I had the privilege to sit down with a couple Hortonworks solution engineers and discuss a potential Hadoop solution in our environment. During that time, I learned an interesting strategy for handling data in Kafka.
Our environment uses MSMQ for queueing. What we do is add items to a queue, and then consumers pop items off of the queue and consume them. The advantage to this is that you can easily see how many items are currently on the queue and multiple consumer threads can interact, playing nice with the queue. Queue items last for a certain amount of time—in our case, we typically expire them after one hour.
With Kafka, however, queues are handled a bit differently. The queue manager does not know or care about which consumers read what data when (making it impossible for a consumer to tell how many items are left on the queue at a certain point in time), and the consumers have no ability to pop items off of the queue. Instead, queue items fall off after they expire.
Our particular scenario has some web servers which need to handle incoming clicks. Ideally, we want to handle that click and dump it immediately onto a queue, freeing up the web server thread to handle the next request. Once data gets into the queue, we want it to live until our internal systems have a chance to process that data—if we have a catastrophe and items fall off of this queue, we lose revenue.

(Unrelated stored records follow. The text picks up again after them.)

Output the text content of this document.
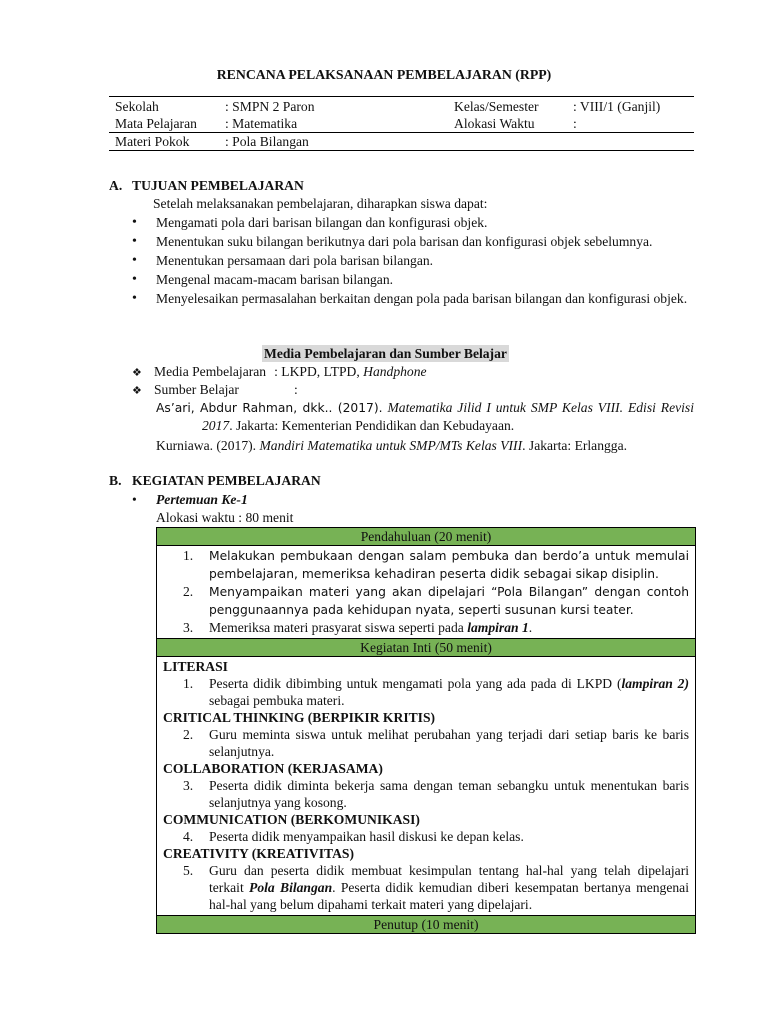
RENCANA PELAKSANAAN PEMBELAJARAN (RPP)
Sekolah	: SMPN 2 Paron	Kelas/Semester	: VIII/1 (Ganjil)
Mata Pelajaran	: Matematika	Alokasi Waktu	:
Materi Pokok	: Pola Bilangan		
A. TUJUAN PEMBELAJARAN
Setelah melaksanakan pembelajaran, diharapkan siswa dapat:
• Mengamati pola dari barisan bilangan dan konfigurasi objek.
• Menentukan suku bilangan berikutnya dari pola barisan dan konfigurasi objek sebelumnya.
• Menentukan persamaan dari pola barisan bilangan.
• Mengenal macam-macam barisan bilangan.
• Menyelesaikan permasalahan berkaitan dengan pola pada barisan bilangan dan konfigurasi objek.
Media Pembelajaran dan Sumber Belajar
❖ Media Pembelajaran : LKPD, LTPD, Handphone
❖ Sumber Belajar	:
As’ari, Abdur Rahman, dkk.. (2017). Matematika Jilid I untuk SMP Kelas VIII. Edisi Revisi 2017. Jakarta: Kementerian Pendidikan dan Kebudayaan.
Kurniawa. (2017). Mandiri Matematika untuk SMP/MTs Kelas VIII. Jakarta: Erlangga.
B. KEGIATAN PEMBELAJARAN
• Pertemuan Ke-1
Alokasi waktu : 80 menit
Pendahuluan (20 menit)
1. Melakukan pembukaan dengan salam pembuka dan berdo’a untuk memulai pembelajaran, memeriksa kehadiran peserta didik sebagai sikap disiplin.
2. Menyampaikan materi yang akan dipelajari “Pola Bilangan” dengan contoh penggunaannya pada kehidupan nyata, seperti susunan kursi teater.
3. Memeriksa materi prasyarat siswa seperti pada lampiran 1.
Kegiatan Inti (50 menit)
LITERASI
1. Peserta didik dibimbing untuk mengamati pola yang ada pada di LKPD (lampiran 2) sebagai pembuka materi.
CRITICAL THINKING (BERPIKIR KRITIS)
2. Guru meminta siswa untuk melihat perubahan yang terjadi dari setiap baris ke baris selanjutnya.
COLLABORATION (KERJASAMA)
3. Peserta didik diminta bekerja sama dengan teman sebangku untuk menentukan baris selanjutnya yang kosong.
COMMUNICATION (BERKOMUNIKASI)
4. Peserta didik menyampaikan hasil diskusi ke depan kelas.
CREATIVITY (KREATIVITAS)
5. Guru dan peserta didik membuat kesimpulan tentang hal-hal yang telah dipelajari terkait Pola Bilangan. Peserta didik kemudian diberi kesempatan bertanya mengenai hal-hal yang belum dipahami terkait materi yang dipelajari.
Penutup (10 menit)
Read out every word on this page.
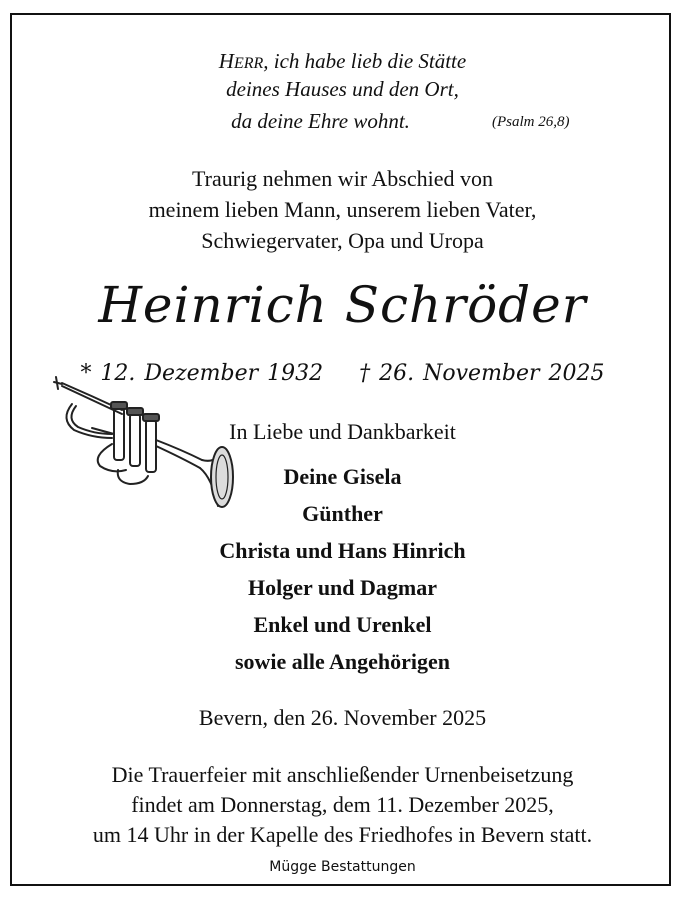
HERR, ich habe lieb die Stätte
deines Hauses und den Ort,
da deine Ehre wohnt.	(Psalm 26,8)
Traurig nehmen wir Abschied von
meinem lieben Mann, unserem lieben Vater,
Schwiegervater, Opa und Uropa
Heinrich Schröder
* 12. Dezember 1932 † 26. November 2025
In Liebe und Dankbarkeit
Deine Gisela
Günther
Christa und Hans Hinrich
Holger und Dagmar
Enkel und Urenkel
sowie alle Angehörigen
Bevern, den 26. November 2025
Die Trauerfeier mit anschließender Urnenbeisetzung
findet am Donnerstag, dem 11. Dezember 2025,
um 14 Uhr in der Kapelle des Friedhofes in Bevern statt.
Mügge Bestattungen
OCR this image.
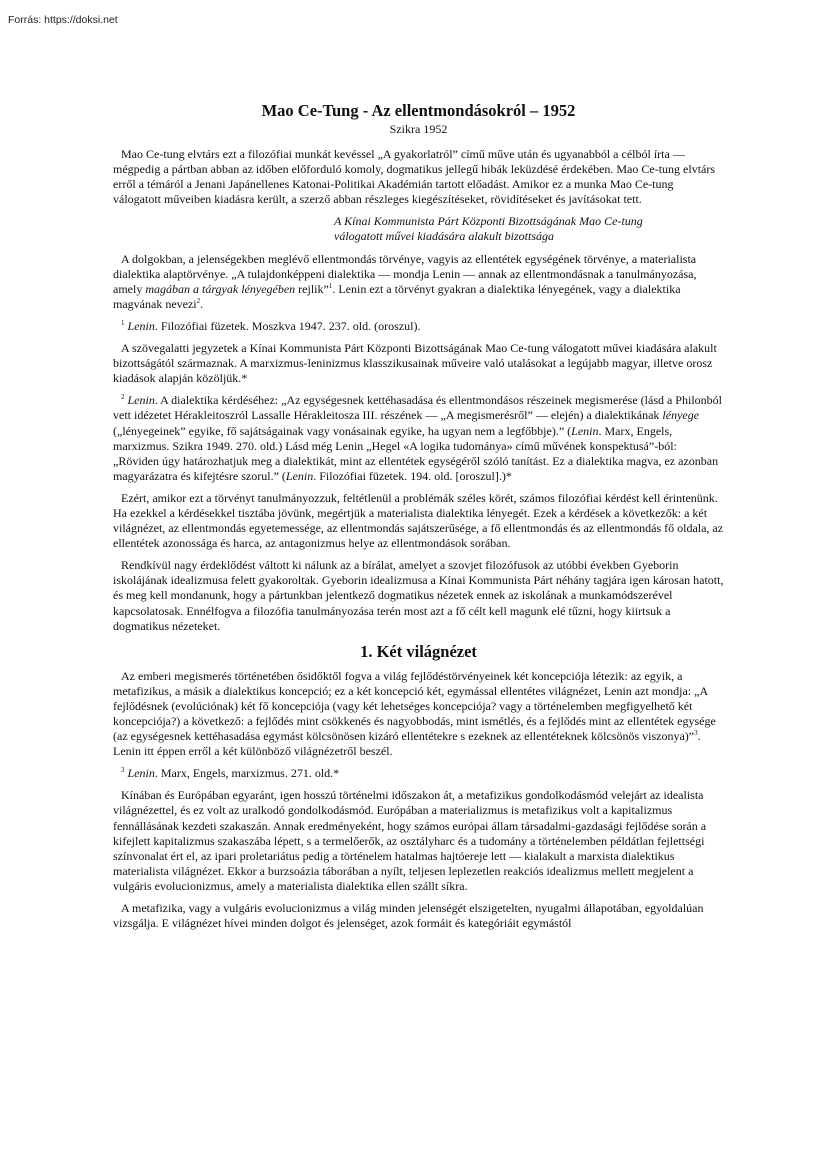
Forrás: https://doksi.net
Mao Ce-Tung - Az ellentmondásokról – 1952
Szikra 1952

Mao Ce-tung elvtárs ezt a filozófiai munkát kevéssel „A gyakorlatról” című műve után és ugyanabból a célból írta — mégpedig a pártban abban az időben előforduló komoly, dogmatikus jellegű hibák leküzdésé érdekében. Mao Ce-tung elvtárs erről a témáról a Jenani Japánellenes Katonai-Politikai Akadémián tartott előadást. Amikor ez a munka Mao Ce-tung válogatott műveiben kiadásra került, a szerző abban részleges kiegészítéseket, rövidítéseket és javításokat tett.

A Kínai Kommunista Párt Központi Bizottságának Mao Ce-tung
válogatott művei kiadására alakult bizottsága

A dolgokban, a jelenségekben meglévő ellentmondás törvénye, vagyis az ellentétek egységének törvénye, a materialista dialektika alaptörvénye. „A tulajdonképpeni dialektika — mondja Lenin — annak az ellentmondásnak a tanulmányozása, amely magában a tárgyak lényegében rejlik”$^1$. Lenin ezt a törvényt gyakran a dialektika lényegének, vagy a dialektika magvának nevezi$^2$.

$^1$ Lenin. Filozófiai füzetek. Moszkva 1947. 237. old. (oroszul).

A szövegalatti jegyzetek a Kínai Kommunista Párt Központi Bizottságának Mao Ce-tung válogatott művei kiadására alakult bizottságától származnak. A marxizmus-leninizmus klasszikusainak műveire való utalásokat a legújabb magyar, illetve orosz kiadások alapján közöljük.*

$^2$ Lenin. A dialektika kérdéséhez: „Az egységesnek kettéhasadása és ellentmondásos részeinek megismerése (lásd a Philonból vett idézetet Hérakleitoszról Lassalle Hérakleitosza III. részének — „A megismerésről” — elején) a dialektikának lényege („lényegeinek” egyike, fő sajátságainak vagy vonásainak egyike, ha ugyan nem a legfőbbje).” (Lenin. Marx, Engels, marxizmus. Szikra 1949. 270. old.) Lásd még Lenin „Hegel «A logika tudománya» című művének konspektusá”-ból: „Röviden úgy határozhatjuk meg a dialektikát, mint az ellentétek egységéről szóló tanítást. Ez a dialektika magva, ez azonban magyarázatra és kifejtésre szorul.” (Lenin. Filozófiai füzetek. 194. old. [oroszul].)*

Ezért, amikor ezt a törvényt tanulmányozzuk, feltétlenül a problémák széles körét, számos filozófiai kérdést kell érintenünk. Ha ezekkel a kérdésekkel tisztába jövünk, megértjük a materialista dialektika lényegét. Ezek a kérdések a következők: a két világnézet, az ellentmondás egyetemessége, az ellentmondás sajátszerűsége, a fő ellentmondás és az ellentmondás fő oldala, az ellentétek azonossága és harca, az antagonizmus helye az ellentmondások sorában.

Rendkívül nagy érdeklődést váltott ki nálunk az a bírálat, amelyet a szovjet filozófusok az utóbbi években Gyeborin iskolájának idealizmusa felett gyakoroltak. Gyeborin idealizmusa a Kínai Kommunista Párt néhány tagjára igen károsan hatott, és meg kell mondanunk, hogy a pártunkban jelentkező dogmatikus nézetek ennek az iskolának a munkamódszerével kapcsolatosak. Ennélfogva a filozófia tanulmányozása terén most azt a fő célt kell magunk elé tűzni, hogy kiirtsuk a dogmatikus nézeteket.

1. Két világnézet

Az emberi megismerés történetében ősidőktől fogva a világ fejlődéstörvényeinek két koncepciója létezik: az egyik, a metafizikus, a másik a dialektikus koncepció; ez a két koncepció két, egymással ellentétes világnézet, Lenin azt mondja: „A fejlődésnek (evolúciónak) két fő koncepciója (vagy két lehetséges koncepciója? vagy a történelemben megfigyelhető két koncepciója?) a következő: a fejlődés mint csökkenés és nagyobbodás, mint ismétlés, és a fejlődés mint az ellentétek egysége (az egységesnek kettéhasadása egymást kölcsönösen kizáró ellentétekre s ezeknek az ellentéteknek kölcsönös viszonya)”$^3$. Lenin itt éppen erről a két különböző világnézetről beszél.

$^3$ Lenin. Marx, Engels, marxizmus. 271. old.*

Kínában és Európában egyaránt, igen hosszú történelmi időszakon át, a metafizikus gondolkodásmód velejárt az idealista világnézettel, és ez volt az uralkodó gondolkodásmód. Európában a materializmus is metafizikus volt a kapitalizmus fennállásának kezdeti szakaszán. Annak eredményeként, hogy számos európai állam társadalmi-gazdasági fejlődése során a kifejlett kapitalizmus szakaszába lépett, s a termelőerők, az osztályharc és a tudomány a történelemben példátlan fejlettségi színvonalat ért el, az ipari proletariátus pedig a történelem hatalmas hajtóereje lett — kialakult a marxista dialektikus materialista világnézet. Ekkor a burzsoázia táborában a nyílt, teljesen leplezetlen reakciós idealizmus mellett megjelent a vulgáris evolucionizmus, amely a materialista dialektika ellen szállt síkra.

A metafizika, vagy a vulgáris evolucionizmus a világ minden jelenségét elszigetelten, nyugalmi állapotában, egyoldalúan vizsgálja. E világnézet hívei minden dolgot és jelenséget, azok formáit és kategóriáit egymástól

The strategy in this case is to take advantage of multiple queues and multiple stages. I had thought of “a” queue, into which the web server puts click data and out of which the next step pulls clicks for processing. Instead of that, a better strategy (given what we do and our requirements) is to immediately put the data into a queue and then have consumers pull from the queue, perform some internal “enrichment” processes, and finally put the enriched data back onto a new queue. That new queue will collect data and an occasional batch job pulls it off to write to HDFS. This way, you don’t take the hit of streaming rows into HDFS. As far as maintaining data goes, we’d need to set our TTL to last long enough that we can deal with an internal processing engine catastrophe but not so long that we run out of disk space holding messages. That’s a fine line trade-off we’ll need to figure out as we go along.
Summing things up, Kafka is quite a different product than MSMQ, and a workable architecture is going to look different depending upon which queue product you use.